I grew up in a homogenous suburban bubble on the edge of a mid-sized, historically industrial city, and then I went to school in a homogenous collegiate bubble on the edge of a mid-sized, historically industrial city. So when I spent the spring semester of my junior year studying in London, my field of view widened drastically—particularly artistically.
In addition to visiting countless museums and seeing plays of all scales and scopes, I saw the Royal Ballet twice: Frederick Ashton’s La Fille Mal Gardée, and Kenneth MacMillan’s Romeo and Juliet.
I loved both.
Last weekend, I went to a magical Barnes and Noble that has a cheap used book section (yes, really!), and I found this 1981 compendium: The Royal Ballet: The First Fifty Years by Alexander Bland. I had to have it.

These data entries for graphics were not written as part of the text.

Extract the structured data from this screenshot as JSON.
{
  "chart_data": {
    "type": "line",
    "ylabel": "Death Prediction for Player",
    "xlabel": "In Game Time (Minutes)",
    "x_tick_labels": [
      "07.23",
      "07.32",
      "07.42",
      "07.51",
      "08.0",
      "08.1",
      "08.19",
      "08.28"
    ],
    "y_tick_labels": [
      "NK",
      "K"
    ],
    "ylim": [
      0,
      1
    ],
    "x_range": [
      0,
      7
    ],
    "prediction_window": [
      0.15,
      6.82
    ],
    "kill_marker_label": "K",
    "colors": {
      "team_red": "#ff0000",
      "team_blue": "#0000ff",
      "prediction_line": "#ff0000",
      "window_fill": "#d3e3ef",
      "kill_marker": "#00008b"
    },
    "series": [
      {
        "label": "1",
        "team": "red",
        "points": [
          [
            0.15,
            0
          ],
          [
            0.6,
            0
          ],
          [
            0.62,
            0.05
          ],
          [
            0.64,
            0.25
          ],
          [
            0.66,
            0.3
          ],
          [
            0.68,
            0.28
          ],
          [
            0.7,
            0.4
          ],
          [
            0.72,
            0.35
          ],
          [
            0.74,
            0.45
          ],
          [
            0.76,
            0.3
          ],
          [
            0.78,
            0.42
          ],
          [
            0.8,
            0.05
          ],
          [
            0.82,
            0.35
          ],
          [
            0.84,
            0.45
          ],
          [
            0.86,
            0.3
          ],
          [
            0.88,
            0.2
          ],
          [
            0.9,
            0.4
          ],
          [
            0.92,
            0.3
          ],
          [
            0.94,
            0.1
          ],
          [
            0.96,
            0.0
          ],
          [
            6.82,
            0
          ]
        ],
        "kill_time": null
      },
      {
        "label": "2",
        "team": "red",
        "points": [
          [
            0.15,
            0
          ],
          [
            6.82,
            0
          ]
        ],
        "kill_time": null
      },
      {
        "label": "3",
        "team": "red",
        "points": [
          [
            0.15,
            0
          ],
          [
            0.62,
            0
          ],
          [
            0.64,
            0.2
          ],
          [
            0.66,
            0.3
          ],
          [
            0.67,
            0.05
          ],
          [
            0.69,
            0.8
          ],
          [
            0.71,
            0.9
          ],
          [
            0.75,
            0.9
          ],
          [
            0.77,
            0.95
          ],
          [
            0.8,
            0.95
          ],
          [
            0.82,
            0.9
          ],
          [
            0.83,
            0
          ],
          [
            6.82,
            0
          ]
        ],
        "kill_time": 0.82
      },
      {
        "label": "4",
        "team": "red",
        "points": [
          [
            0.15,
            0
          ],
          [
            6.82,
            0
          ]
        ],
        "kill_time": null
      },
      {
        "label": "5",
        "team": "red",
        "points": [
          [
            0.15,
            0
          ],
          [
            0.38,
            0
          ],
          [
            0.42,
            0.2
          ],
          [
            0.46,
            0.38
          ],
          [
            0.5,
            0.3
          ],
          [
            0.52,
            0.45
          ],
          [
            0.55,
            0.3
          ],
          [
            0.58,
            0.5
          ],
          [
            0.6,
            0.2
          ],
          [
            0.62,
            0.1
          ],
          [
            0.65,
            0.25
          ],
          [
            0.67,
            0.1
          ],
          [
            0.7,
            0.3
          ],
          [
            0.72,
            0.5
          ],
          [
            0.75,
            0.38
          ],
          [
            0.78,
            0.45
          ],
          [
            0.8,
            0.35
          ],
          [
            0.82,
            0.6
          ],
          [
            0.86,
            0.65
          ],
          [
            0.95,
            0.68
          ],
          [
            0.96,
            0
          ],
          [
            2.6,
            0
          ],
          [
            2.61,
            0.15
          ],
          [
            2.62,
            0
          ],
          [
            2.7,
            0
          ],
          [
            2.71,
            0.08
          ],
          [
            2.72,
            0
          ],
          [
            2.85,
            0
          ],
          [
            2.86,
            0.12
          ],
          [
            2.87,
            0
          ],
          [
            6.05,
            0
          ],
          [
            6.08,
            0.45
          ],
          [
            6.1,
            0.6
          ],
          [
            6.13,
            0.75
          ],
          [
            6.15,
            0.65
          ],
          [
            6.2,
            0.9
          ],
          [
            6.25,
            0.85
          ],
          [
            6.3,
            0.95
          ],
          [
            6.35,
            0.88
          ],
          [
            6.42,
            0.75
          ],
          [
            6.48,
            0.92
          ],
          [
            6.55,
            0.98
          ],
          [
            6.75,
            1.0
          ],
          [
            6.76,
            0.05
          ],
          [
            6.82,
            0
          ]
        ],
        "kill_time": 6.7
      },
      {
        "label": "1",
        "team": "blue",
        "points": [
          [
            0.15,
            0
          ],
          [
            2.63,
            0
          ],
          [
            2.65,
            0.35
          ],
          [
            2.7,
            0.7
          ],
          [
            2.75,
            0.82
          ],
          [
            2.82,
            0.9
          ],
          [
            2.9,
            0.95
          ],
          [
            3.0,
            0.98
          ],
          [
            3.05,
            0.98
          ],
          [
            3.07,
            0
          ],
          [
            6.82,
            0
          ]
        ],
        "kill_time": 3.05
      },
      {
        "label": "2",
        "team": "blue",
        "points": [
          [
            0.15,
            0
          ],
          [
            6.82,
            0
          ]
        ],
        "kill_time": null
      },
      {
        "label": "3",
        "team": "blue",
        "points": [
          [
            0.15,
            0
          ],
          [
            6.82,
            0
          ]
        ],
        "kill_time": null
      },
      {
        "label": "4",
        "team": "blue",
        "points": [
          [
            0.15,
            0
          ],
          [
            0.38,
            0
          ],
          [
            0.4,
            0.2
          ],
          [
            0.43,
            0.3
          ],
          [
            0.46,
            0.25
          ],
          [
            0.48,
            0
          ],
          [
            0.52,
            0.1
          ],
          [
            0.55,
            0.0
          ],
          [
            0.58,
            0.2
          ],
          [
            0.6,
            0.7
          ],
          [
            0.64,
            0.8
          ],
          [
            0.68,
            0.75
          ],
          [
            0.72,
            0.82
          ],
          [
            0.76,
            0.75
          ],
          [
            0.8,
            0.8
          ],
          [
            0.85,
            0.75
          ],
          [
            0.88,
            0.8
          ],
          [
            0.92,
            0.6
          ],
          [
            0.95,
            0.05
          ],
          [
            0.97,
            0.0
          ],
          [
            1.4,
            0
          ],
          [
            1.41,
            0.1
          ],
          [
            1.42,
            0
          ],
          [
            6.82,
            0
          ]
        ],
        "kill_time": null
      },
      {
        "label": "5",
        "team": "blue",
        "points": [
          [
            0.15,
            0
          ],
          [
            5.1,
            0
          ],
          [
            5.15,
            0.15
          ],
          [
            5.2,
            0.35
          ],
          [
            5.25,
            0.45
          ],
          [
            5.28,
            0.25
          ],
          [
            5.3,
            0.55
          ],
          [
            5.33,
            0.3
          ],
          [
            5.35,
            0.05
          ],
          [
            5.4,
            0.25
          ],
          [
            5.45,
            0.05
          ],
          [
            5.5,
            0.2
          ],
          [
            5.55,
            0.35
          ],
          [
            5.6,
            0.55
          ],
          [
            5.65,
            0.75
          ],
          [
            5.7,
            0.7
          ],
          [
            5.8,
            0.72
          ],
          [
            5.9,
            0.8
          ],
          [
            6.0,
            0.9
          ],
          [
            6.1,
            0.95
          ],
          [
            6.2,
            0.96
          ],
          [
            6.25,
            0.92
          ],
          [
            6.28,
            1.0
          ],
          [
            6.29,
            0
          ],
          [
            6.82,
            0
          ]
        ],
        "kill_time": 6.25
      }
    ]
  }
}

Yes, it has a lot of dense copy about company/production history which I will never read, and comprehensive indices with lists of dancers and repertory, as well as moderately interesting production photos. But the best part? It includes beautiful full-color sketches and illustrations of costumes and set design.
Fascinating and inspiring, no? Such diverse ideas and illustration styles.
Top Left: Giselle (Bathilde) 1968, costume design by Peter Farmer.
Top Right: The Sleeping Beauty (a courtier) 1973, costume design by Peter Farmer.
Bottom Row: Mayerling 1978, Costume designs by Nicholas Georgiadis.